Profit vor Patient - wie krank sind unsere Krankenhäuser?
Letzter Sendetermin
Mo, 02.06.2014 | 21.00 Uhr
Alle Gäste

Dr. Frank Ulrich Montgomery


Oberarzt Universitätsklinikum Hamburg-Eppendorf

Der Präsident der Bundesärztekammer bekräftigt: Für uns steht das Heilen im Mittelpunkt. Doch weil die Länder immer mehr sparen, fehlt es den Kliniken an Geld. Das darf nicht zu Lasten von Ärzten und Patienten gehen.

Dr. Paul Brandenburg


Buchautor „Kliniken und Nebenwirkungen. Überleben in Deutschlands Krankenhäusern“

Der Notfallarzt hat in diversen deutschen Krankenhäusern erfahren: Für Klinikbetreiber zählt in erster Linie der Gewinn. Und die Ärzte sind mit ihrem Kadavergehorsam willige Vollstrecker. Die Folge: unnötige OPs aus reinem Profitstreben.

Cornelia Prüfer-Storcks, SPD


Hamburger Senatorin für Gesundheit und Verbraucherschutz

Die Vorsitzende der Gesundheitsministerkonferenz kündigt an: Wir werden verstärkt auf Qualität prüfen. Deshalb frage ich mich, ob jede Klinik wirklich alles kann. Denn oft ist eine Konzentration aufs Wesentliche einfach besser.

Michael Philippi


Der Vorstandschef der Sana Kliniken AG stellt klar: Unsere Krankenhäuser zählen weltweit zur Spitze. Da ist es doch völlig gerechtfertigt, mit guter Leistung auch gutes Geld zu verdienen. Das ist sogar im Sinne der Patienten.

Burkhard Kirchhoff


Anwalt für Arzthaftungsrecht

Für den Patientenwalt steht fest: Das Gewinnstreben der Kliniken geht eindeutig zu Lasten der Patienten. So gibt es zum Beispiel oft katastrophale Hygienemängel. Und das einfach nur, weil Zeit und Geld fehlen, um z.B. den OP-Saal sauber zu machen.

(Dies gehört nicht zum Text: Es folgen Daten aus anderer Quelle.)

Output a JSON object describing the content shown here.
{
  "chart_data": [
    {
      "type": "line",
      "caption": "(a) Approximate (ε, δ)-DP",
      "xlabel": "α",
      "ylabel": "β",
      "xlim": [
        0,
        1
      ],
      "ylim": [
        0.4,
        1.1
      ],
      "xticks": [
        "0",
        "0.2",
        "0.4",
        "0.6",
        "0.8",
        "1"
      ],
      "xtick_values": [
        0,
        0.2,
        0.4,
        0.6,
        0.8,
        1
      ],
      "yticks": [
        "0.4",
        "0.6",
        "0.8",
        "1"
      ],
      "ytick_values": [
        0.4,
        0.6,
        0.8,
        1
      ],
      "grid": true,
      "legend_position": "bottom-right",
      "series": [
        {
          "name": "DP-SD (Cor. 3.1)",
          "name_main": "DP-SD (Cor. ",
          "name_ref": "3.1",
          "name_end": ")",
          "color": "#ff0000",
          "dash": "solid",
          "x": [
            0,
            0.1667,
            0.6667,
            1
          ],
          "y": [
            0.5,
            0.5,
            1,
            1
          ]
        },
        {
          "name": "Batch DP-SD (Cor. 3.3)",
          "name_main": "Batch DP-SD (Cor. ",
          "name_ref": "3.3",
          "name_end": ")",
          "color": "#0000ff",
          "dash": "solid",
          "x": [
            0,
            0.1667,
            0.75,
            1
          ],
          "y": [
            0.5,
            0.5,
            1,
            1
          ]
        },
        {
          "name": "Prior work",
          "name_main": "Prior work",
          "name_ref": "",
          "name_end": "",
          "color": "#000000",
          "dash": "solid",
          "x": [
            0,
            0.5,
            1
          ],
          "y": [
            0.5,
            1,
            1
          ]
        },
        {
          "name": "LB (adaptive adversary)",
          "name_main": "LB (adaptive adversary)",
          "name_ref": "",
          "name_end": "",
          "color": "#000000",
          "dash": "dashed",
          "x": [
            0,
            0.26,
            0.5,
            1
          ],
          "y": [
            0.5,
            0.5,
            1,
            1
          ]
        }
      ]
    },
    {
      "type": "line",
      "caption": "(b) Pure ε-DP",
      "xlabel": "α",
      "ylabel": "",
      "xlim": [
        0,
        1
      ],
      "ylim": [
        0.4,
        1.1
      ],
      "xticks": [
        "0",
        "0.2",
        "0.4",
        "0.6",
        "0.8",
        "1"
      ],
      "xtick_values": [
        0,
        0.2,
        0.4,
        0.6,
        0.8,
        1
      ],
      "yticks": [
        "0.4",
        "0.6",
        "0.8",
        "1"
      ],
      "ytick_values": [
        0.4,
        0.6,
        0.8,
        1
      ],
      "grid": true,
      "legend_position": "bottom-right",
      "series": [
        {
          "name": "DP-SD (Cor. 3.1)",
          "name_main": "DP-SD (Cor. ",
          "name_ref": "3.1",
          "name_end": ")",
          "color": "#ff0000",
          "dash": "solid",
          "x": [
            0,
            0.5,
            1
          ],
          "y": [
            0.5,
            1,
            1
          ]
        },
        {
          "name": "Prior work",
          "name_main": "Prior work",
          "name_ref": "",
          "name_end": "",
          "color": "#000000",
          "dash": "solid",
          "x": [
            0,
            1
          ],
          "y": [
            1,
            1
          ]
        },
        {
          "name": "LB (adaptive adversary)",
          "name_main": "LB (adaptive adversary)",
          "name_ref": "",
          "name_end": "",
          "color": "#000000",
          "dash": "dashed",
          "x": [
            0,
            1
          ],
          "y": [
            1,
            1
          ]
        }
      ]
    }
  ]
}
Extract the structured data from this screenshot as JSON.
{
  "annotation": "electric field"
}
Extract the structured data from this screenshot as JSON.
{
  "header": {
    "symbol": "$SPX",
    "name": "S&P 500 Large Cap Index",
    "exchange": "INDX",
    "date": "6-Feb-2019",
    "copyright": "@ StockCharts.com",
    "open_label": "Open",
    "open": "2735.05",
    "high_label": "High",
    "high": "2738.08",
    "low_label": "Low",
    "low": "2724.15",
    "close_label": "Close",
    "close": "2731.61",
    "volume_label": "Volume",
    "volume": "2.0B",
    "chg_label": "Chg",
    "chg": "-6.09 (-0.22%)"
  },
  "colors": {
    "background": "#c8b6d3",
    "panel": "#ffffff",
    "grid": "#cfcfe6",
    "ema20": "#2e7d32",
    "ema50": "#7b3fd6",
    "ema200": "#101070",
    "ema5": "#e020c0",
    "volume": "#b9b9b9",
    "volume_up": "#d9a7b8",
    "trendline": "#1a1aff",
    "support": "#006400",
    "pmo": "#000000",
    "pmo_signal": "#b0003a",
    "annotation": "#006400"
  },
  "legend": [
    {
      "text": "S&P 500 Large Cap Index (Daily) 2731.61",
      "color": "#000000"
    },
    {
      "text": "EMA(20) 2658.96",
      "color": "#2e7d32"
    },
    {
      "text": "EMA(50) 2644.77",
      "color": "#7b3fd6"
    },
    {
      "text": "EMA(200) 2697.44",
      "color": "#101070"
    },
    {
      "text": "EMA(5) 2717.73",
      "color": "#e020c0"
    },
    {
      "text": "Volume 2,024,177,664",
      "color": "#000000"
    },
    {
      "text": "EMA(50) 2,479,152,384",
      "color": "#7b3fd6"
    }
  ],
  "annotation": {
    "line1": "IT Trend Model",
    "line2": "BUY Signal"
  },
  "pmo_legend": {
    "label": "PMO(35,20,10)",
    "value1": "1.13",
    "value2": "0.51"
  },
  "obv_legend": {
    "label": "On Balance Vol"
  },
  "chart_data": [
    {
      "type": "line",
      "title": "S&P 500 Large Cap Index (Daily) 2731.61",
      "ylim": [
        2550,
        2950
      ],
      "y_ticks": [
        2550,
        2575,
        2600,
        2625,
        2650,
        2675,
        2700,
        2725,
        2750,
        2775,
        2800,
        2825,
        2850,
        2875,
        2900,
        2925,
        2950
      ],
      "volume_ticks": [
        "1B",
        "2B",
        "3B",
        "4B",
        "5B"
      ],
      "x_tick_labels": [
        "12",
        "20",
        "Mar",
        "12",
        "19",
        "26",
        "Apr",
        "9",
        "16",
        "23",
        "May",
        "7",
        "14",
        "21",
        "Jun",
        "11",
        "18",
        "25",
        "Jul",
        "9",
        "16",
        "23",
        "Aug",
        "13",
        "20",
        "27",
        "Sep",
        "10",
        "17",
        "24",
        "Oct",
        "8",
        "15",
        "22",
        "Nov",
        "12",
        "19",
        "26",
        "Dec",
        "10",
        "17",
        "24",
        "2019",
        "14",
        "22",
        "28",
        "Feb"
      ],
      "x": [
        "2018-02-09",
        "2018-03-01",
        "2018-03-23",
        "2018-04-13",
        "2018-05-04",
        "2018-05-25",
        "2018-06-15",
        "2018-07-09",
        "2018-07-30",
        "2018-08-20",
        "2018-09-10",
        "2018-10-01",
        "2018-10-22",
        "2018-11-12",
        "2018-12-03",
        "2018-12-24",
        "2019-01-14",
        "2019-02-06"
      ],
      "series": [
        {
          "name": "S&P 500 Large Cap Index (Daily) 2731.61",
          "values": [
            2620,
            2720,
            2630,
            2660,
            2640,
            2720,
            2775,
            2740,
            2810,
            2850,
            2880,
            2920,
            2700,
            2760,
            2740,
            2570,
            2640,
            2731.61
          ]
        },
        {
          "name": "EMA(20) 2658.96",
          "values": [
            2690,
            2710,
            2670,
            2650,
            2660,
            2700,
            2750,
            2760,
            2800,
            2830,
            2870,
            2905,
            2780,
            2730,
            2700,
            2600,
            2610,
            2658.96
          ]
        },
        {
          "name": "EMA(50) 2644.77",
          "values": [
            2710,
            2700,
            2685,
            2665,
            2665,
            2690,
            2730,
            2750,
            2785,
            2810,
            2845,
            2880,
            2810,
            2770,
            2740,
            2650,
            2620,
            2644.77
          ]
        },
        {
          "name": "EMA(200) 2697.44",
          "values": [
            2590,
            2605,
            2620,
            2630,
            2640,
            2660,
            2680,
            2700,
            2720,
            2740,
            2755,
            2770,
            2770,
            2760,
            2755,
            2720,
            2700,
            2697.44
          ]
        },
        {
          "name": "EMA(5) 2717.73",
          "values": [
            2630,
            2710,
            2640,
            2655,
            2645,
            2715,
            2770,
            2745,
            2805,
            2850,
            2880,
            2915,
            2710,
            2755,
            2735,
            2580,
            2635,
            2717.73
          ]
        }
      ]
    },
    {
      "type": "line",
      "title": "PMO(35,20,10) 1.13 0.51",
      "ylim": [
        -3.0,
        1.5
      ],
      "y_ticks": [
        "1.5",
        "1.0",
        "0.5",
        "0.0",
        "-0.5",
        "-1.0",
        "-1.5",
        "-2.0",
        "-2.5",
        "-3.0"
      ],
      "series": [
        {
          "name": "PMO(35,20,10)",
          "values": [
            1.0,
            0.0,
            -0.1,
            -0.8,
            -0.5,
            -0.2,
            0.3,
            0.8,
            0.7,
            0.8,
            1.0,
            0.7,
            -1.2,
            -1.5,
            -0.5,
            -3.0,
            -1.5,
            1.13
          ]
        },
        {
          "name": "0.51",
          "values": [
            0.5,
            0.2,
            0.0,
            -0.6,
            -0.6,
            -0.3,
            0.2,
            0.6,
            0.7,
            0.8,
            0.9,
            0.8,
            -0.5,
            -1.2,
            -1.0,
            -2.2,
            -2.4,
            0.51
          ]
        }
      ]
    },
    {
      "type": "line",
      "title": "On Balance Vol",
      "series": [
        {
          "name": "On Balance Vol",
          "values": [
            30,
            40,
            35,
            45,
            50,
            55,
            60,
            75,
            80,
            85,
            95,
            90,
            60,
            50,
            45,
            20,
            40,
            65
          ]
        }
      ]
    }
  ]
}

Im Einzelgespräch: Sascha Banaszak


Er ging für einen Routine-Eingriff am Knie ins Krankenhaus. Es folgten 16 Operationen. Heute ist er froh, dass sein Knie nicht ganz steif ist und er überhaupt noch laufen kann.


Operationen im Akkord, aber Mängel bei Hygiene und Behandlung: Krankenhäuser werden oft selbst zum Notfall. Geht im Klinik-System Profit vor Patientenwohl, Fließband vor Sorgfalt? Und wer leidet, wenn unrentable Häuser am Ende schließen müssen?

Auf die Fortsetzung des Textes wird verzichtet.